The simple issue in Mohnkern v. The Professional Ins. Co. was: does a Florida statute automatically award attorneys’ fees upon a successful outcome by the beneficiary/insured? Or does the statute require the insurer to have wrongfully caused the insured/beneficiary to resort to litigation before attorneys’ fees can be awarded?
The Florida attorneys’ fee statute reads, in part, "upon rendition of a judgment . . . against an insurer and in favor of any . . . named beneficiary under a policy, the trial court . . . shall adjudge . . . in favor of the . . . beneficiary a reasonable sum as fees or compensation for the beneficiary’s attorney." Fla. Stat. 627.428. This statute is not too far off from the Hawaii statute that awards fees to successful policyholders: "Where an insurer has contested its liability under a policy and is ordered by the courts to pay benefits under the policy, the policyholder . . . shall be awarded reasonable attorney’s fees and the costs of suit, in addition to the benefits under the policy." Haw. Rev. Stat. 431:10-242.
The facts in Mohnkern are a bit convoluted, so bear with me. Professional Insurance Company ("PIC") issued a life insurance policy to Blacknell in the amount of $100,000. When Blacknell had health problems, he sold the policy in return for a sum less than policy limits.
Meanwhile, Mohnkern invested $100,000 with Alpha Capital Group to purchase a life insurance policy sold by the policyholder, known as a viatical settlement. She was later assigned the Blacknell policy in exchange for $49,995 of her initial $100,000 investment.
Alpha subsequently sued its escrow agent, alleging misappropriation of funds. The federal district court appointed a receiver, who was instructed to satisfy claims of creditors and investors, including all interests in insurance policies funded by investors which were in the name of the defendant escrow agent.
Blacknell died in November 2000. Mohnkern submitted her claim on the Blacknell policy to PIC. PIC informed Mohnkern the policy was wrapped up in the receivership in the Alpha lawsuit. Consequently, there was a delay in making payment as the receiver filed a motion for directions from the court. Mohnkern intervened in the Alpha suit to get the funds released. Her suit was dismissed, but the Sixth Circuit reversed and remanded for a hearing on the ownership of the Blacknell policy proceeds. Mohnkern and the receiver finally settled in December 2005, when Mohnkern received $105,000.

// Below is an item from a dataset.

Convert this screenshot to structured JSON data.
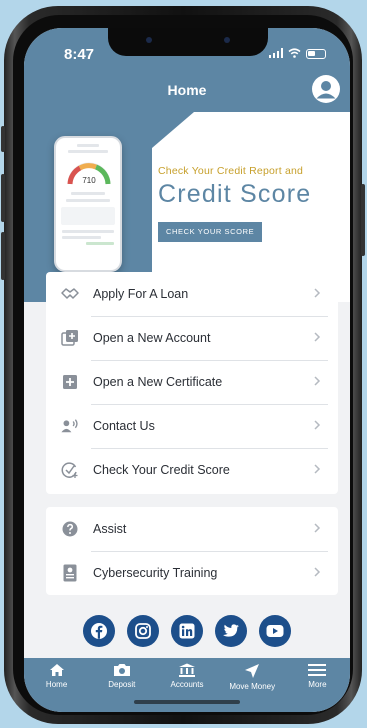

Mohnkern then sued PIC for delay in payment and for attorney fees under the Florida statute. The district court denied fees. Mohnkern argued on appeal that because she was forced to litigate her entitlement to payment under the policy, the attorney fee statute was automatically triggered. The Sixth Circuit agreed the statute’s purpose was to place the insured where she would have been if the insurer had seasonably paid the claim without forcing the insured to file suit and incur fees. Here, however, the insurer did not contest her valid claim. Instead, PIC acted pursuant to a court order when it paid the Blacknell proceeds into the receiver’s escrow account instead of to Mohnkern. Because the insurer was without power to resolve Mohnkern’s claim, the attorneys’ fee statute did not apply.